Subsequently, however, once the Diponegoro resistance was suppressed, the Dutch attacked the state of Pandai Sikat in a renewed effort to gain control of West Sumatra. Despite valiant fighting by the Indonesians (by this time the traditionalists had realised they didn't want to be ruled by the Dutch either and had joined forces with the Padris in their resistance), the overwhelming power of the Dutch military eventually prevailed. Syarif was captured in 1832 but escaped after three months to continue the struggle from his tiny fortress in Bonjol.

After three years of siege, the Dutch finally managed to sack Bonjol on 16 August 1837. Through a negotiation ruse, the Dutch again captured Syarif and exiled him, first to Cianjur in West Java, then to Ambon, and later to Manado in Sulawesi. He died on 6 November 1864, at the age of 92 and is buried in Sulawesi. The site of his grave is marked by a Minangkabau (West Sumatran) house.

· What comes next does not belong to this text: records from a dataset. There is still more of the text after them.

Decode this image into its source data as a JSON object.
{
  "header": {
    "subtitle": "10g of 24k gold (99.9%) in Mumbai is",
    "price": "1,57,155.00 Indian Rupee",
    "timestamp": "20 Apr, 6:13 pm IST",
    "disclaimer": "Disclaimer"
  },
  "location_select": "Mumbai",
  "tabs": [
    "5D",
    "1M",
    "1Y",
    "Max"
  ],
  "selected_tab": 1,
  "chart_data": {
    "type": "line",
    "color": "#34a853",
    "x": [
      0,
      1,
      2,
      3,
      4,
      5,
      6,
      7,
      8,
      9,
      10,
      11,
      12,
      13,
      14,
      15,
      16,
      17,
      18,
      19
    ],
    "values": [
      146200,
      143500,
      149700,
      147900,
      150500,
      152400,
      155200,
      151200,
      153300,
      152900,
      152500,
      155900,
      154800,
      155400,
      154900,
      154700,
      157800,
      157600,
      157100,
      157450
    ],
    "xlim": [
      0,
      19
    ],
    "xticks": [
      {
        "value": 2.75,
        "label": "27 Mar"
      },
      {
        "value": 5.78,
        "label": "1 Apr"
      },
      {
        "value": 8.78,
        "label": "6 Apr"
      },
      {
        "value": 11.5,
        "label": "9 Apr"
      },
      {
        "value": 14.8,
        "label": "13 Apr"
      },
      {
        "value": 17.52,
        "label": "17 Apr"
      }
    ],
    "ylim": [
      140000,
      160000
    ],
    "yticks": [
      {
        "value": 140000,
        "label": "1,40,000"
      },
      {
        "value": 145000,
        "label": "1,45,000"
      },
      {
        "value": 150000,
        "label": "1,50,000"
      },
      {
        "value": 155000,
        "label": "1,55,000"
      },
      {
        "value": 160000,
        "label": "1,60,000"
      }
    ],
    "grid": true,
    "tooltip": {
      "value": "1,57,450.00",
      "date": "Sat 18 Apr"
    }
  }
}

== Controversy over National Hero Title ==
Imam Bonjol and the Padri movement have been criticised for Wahhabism and conducting crimes against the Batak, according to some Batak historians, specifically Mangaradja Onggang Parlindungan, as well as international sources. Some Batak historians argued that Imam Bonjol does not deserve the National Hero title because of his past actions and his ideological motives. Reports from Dutch colonial and Batak lore about the notoriety of Imam Bonjol's movement have been the source for almost a century of discussion among experts on the role of Imam Bonjol in the past.